Provenance – another look at taxonomic treatments and names

When an ‘ex banker’ - Tim Robertson - meets an ‘ex taxonomist’ - Donat Agosti - this can be very inspiring, especially when they discover that they share rather unexpectedly more than they ever expected. So, what is it?

Both share data lineages. The banker has bank accounts that are created, mutated and that have at a given time a certain value. The taxonomist has species that are described, mutated and at a given time have a certain name. Both of them have provenance, a documented lineage of data that includes the data origins, what happened to it and where it moves over time, a ledger in bankers term. It allows to trace the history, and in taxonomy it ought to allow to reproduce the history.

Each change is documented with bank records, now almost completely automated and well secured contrasting to taxonomy, where neither accounts of species are maintained in registries nor are the changes linked to the an electronic registry but rather published in parts of scientific publications that not even can be cited.

In both system, there is a login mechanism. A highly secured authentication mechanism to log into the respective bank account and in contrast a very loose mechanism whereby a transaction has to be in a scholarly publication as defined by the Codes.

Both have some requirement on how to create a new account of create a new taxon. Whilst an actual money transfer is essential to create an account of mutate its value, it is required to fulfil certain criteria to create an available name for a new species or higher taxon, but one is left to believe that this conditions are fulfilled.

Here then begins the difference that is in fact rather that taxonomy is many years behind the technological development in banking.

In taxonomy too, each transaction is documented by a taxonomic treatment, a piece of text labeled with the respective accepted taxonomic name published in scholarly publication. They together fill hundreds of millions of pages of taxonomic literature, refer often to scholarly illustrations, and in scientific tradition, cite earlier usage of the species in literature, either in a highly implicit form citing the first author and publication year or providing a complete history of subsequent taxonomic treatments.

Citations are typed, that is they can just refer to a former usage and add more data, they can accept a change in the name by citing the taxonomic treatment where the change occured or they can argue for a change in the name, such as synonymized a taxon with another other, or creating a new combination after it has been discovered that this species belongs into a different genus altogether.

More importantly, in the taxonomic treatment reference is made to the specimens used to create the new species and its name (the holotype as the most decisive specimen). They are in most cases implicit and there is no electronic link to the respective physical object in our natural history collections.

The positive aspect is that we have provenance, a well documented lineage for all the currently accepted names through a very simple but efficiently corpus of linked taxonomic treatments. Another positive aspect is that the banks show us how to deal with large data.

Taxonomists can essentially copy what the banks to produce a highly automated process to create an electronic version of the catalogue of life (sort of the central bank for taxonomic names). The currency would be the specimens that can be cited because they have certified digital copies, the conditions to create a new name could be checked following the conditions set by the Codes. An additional effort is needed to digitize all the old records.

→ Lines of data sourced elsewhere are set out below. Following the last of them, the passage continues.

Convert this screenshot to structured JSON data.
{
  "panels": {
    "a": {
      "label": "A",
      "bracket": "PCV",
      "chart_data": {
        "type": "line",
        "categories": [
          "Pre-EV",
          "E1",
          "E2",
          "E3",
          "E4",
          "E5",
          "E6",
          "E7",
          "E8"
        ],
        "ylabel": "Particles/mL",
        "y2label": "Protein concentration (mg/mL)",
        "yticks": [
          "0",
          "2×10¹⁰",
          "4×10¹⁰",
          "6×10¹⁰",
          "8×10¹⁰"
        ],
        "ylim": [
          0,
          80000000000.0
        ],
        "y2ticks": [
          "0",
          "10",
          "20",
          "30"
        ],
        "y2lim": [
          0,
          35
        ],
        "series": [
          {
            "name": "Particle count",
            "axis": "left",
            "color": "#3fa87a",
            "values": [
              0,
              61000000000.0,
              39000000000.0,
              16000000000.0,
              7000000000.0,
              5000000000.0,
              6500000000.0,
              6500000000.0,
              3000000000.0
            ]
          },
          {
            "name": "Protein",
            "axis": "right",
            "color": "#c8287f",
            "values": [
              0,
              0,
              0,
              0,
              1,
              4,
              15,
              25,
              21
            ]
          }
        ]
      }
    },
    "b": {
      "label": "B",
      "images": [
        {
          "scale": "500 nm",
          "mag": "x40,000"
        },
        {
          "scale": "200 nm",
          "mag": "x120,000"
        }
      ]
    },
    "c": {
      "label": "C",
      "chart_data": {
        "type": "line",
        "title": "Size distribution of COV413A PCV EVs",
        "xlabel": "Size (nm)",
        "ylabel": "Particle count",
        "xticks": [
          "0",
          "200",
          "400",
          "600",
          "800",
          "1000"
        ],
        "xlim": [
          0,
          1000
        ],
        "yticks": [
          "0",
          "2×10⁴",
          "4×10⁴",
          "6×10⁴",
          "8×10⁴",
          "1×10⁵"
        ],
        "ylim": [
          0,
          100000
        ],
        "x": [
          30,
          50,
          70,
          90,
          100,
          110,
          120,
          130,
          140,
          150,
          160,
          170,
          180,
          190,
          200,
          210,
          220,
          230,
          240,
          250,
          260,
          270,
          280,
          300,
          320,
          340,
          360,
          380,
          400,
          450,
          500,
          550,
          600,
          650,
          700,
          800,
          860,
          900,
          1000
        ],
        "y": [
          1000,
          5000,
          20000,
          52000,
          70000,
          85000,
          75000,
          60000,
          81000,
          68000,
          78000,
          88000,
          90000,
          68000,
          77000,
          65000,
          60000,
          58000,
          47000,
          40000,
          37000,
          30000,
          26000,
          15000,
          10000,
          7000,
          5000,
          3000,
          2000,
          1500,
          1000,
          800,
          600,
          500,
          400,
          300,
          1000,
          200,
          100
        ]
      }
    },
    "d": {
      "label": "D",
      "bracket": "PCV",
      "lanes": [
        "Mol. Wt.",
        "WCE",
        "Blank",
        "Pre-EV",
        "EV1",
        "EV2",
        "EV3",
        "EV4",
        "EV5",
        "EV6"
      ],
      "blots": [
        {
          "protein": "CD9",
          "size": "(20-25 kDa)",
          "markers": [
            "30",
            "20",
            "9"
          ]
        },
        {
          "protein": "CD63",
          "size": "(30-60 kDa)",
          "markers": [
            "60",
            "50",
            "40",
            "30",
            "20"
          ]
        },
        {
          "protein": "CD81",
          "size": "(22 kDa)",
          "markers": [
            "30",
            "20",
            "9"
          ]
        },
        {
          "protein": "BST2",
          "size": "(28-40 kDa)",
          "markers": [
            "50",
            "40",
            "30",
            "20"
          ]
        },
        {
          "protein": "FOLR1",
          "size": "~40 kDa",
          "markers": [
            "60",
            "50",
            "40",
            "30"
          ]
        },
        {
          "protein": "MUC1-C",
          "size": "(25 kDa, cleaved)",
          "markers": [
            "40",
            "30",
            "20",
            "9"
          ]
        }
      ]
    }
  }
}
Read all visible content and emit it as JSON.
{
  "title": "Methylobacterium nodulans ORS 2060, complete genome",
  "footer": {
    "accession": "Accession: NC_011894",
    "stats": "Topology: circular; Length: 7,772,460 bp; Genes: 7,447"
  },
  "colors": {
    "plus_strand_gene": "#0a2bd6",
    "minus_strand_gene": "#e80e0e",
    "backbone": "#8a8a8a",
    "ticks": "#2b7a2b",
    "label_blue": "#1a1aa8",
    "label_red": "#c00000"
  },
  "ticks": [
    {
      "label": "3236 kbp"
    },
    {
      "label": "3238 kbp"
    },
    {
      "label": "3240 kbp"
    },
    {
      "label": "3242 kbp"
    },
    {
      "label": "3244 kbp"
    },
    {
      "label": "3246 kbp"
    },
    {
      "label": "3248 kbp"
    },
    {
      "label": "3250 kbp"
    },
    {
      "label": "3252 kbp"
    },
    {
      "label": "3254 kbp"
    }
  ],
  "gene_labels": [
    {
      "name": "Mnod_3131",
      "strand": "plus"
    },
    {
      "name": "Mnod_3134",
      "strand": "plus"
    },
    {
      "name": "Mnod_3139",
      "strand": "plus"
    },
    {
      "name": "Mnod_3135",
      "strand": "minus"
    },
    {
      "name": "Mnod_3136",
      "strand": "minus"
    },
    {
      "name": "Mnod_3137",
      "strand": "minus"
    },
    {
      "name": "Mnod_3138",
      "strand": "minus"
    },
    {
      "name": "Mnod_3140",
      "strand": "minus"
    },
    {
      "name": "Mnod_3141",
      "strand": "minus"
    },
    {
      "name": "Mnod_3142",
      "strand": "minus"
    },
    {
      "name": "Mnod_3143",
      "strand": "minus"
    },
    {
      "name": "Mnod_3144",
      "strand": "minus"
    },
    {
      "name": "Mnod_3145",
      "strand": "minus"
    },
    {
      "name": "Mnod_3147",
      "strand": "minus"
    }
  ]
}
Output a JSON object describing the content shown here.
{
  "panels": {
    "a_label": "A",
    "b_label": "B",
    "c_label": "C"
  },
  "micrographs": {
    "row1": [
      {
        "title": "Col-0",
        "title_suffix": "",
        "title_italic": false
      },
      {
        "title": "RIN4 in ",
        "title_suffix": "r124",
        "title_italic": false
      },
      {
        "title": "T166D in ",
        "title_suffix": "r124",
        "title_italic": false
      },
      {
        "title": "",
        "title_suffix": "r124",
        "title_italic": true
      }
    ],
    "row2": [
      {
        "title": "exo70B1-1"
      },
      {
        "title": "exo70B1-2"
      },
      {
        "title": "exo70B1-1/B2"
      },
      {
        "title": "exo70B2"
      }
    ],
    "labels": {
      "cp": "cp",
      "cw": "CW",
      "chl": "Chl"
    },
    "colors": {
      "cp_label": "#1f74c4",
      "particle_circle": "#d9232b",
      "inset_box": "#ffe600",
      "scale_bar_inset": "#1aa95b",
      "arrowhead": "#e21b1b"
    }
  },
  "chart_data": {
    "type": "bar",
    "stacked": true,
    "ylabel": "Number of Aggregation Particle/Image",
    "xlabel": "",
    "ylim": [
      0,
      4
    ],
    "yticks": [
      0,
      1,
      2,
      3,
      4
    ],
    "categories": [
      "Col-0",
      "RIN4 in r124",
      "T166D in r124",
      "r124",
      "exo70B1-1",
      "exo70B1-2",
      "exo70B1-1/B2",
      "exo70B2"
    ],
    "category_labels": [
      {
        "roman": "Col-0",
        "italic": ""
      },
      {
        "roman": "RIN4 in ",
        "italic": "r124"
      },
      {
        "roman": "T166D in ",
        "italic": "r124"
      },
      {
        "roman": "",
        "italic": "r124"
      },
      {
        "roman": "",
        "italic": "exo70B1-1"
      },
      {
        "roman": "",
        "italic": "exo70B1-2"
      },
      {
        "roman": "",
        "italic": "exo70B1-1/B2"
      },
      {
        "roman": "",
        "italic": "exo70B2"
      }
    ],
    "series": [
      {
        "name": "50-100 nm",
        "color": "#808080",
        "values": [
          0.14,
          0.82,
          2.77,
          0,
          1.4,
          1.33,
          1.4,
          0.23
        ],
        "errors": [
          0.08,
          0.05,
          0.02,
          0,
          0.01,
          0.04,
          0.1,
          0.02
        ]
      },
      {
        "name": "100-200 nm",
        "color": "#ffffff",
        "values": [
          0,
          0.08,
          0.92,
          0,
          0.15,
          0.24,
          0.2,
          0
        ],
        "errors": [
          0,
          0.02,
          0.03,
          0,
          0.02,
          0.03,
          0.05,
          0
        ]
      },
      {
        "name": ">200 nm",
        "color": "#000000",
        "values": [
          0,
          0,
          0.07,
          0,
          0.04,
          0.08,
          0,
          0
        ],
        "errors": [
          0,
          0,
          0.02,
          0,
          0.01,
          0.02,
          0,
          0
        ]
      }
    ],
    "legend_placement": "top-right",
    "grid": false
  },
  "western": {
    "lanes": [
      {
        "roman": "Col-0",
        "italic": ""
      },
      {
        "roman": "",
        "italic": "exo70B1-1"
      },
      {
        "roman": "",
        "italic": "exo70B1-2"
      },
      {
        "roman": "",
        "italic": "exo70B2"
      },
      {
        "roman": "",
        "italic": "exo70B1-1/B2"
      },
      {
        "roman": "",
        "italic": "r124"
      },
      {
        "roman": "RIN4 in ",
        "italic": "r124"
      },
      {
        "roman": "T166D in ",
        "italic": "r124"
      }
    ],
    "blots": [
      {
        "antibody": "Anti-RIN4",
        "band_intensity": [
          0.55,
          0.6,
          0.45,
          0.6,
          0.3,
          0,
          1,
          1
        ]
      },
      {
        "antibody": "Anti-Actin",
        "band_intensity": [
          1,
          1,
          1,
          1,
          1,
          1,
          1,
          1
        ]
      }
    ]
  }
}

Taxonomic treatments play in this system a central role similar to the documented transactions in a bank allowing to recapitulate each step. Additionally, in taxonomy as a science, it allows to reproduce the discovery of new species or changes. The treatments summarize all the arguments a scientist used, and peer review accepted in many ways, in this process. And in good scientific tradition, taxonomic treatments include with their included treatment citations, all the information to build the catalogue of life.

Formally, most of the technical elements and legal basis exist and are in operation, both for ongoing publications as well as processing the overwhelming corpus of legacy publications. The Arcadia Fund is supporting Plazi, in collaboration with CERNZenodo and Pensoft, and the European Journal of Taxonomy is collaborating to enhance and made this approach more popular, GBIF is a long term user of taxonomic treatments.